Utilization of eucalyptus bark waste for recovery of copper and lead

Abstract

This dissertation comprised two main parts which are the characterization of activated carbon obtained from eucalyptus bark by phosphoric acid activation and the application of activated carbon along with solvent extraction in the recovery of copper from binary mixture between copper and lead. In the characterization part, the optimum temperature for the activation by phosphoric acid was 500°C at the weight by volume ratio of raw material and phosphoric acid (impregnation ratio) of 1:1 and activation time of 1.5 h.
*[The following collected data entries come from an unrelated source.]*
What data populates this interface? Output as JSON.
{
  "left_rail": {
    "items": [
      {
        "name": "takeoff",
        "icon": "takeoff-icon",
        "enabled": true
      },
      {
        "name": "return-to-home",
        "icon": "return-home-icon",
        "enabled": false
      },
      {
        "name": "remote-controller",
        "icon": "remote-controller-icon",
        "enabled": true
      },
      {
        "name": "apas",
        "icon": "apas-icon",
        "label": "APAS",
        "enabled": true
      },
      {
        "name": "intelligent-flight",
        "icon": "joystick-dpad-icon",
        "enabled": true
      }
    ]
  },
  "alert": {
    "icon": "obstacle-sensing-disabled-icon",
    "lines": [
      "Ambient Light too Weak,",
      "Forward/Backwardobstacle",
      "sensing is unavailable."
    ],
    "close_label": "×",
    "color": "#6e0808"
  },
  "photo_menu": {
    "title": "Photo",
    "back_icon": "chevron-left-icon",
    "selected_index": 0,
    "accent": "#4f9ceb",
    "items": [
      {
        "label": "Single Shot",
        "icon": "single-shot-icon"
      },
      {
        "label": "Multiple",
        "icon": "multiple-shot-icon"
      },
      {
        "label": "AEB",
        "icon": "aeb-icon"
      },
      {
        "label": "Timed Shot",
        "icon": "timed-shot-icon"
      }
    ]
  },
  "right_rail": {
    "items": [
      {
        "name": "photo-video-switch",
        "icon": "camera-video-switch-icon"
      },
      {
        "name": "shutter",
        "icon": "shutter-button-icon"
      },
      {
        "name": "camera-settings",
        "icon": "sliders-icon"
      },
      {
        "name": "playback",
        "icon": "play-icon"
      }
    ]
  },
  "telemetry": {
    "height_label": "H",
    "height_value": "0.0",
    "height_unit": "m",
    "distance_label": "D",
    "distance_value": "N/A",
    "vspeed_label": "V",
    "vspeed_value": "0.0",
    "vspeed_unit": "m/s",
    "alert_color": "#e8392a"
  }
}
This condition gave the highest iodine number at 1,226 mg g-1, methylene number at 425.5 mg g-1 and also highest BET surface area of 1,457 m2 g-1. The activated carbon product was tested for its adsorption capacities for Cu(II) and Pb(II). Experiments demonstrated that both Cu(II) and Pb(II) were best adsorbed at pH 5 where the adsorption reached equilibrium within 45 minutes for the whole range of initial heavy metal concentrations investigated here (0.1-10 mM). The adsorption kinetics followed the pseudo second-order model where equilibrium adsorption capacities and adsorption rate constants increased with initial heavy metal concentrations. The adsorption isotherm followed Langmuir better than Freundlich models within the temperature range of 25-60 ℃ The highest maximum adsorption capacities (qm) occurred at 60 ℃ where qm for Cu(II) and Pb(II) were 0.85 and 0.89 mmol g-1, respectively. The enthalpies of adsorption of Cu(II) and Pb(II) were 43.26 and 58.77 kJ mol-1, respectively. The positive enthalpy of adsorption indicated endothermic nature of adsorption. The desorption/extraction of metals from the activated carbon was investigated using a few common extraction agents, i.e. citric, phosphoric and sulfuric acids. The results illustrated that the extraction process was completed in 60 min where citric acid at 1N was the best desorbing agent with almost 100% extraction of the bound metals. Sulfuric acid (1N), on the other hand, was suitable for the recovery of Cu(II) and Pb(II) from binary system as sulfuric acid could only extract Cu(II) from the activated carbon while leaving Pb(II) on the carbon surface. This therefore allowed effective separation of Cu(II) and Pb(II) from the adsorption column. In fixed bed experiments, the sorption capacity increased with increasing bed depth of the column or decreasing wastewater flow rate. The BDST and Thomas models could well predict the performance of the adsorption column for both metals.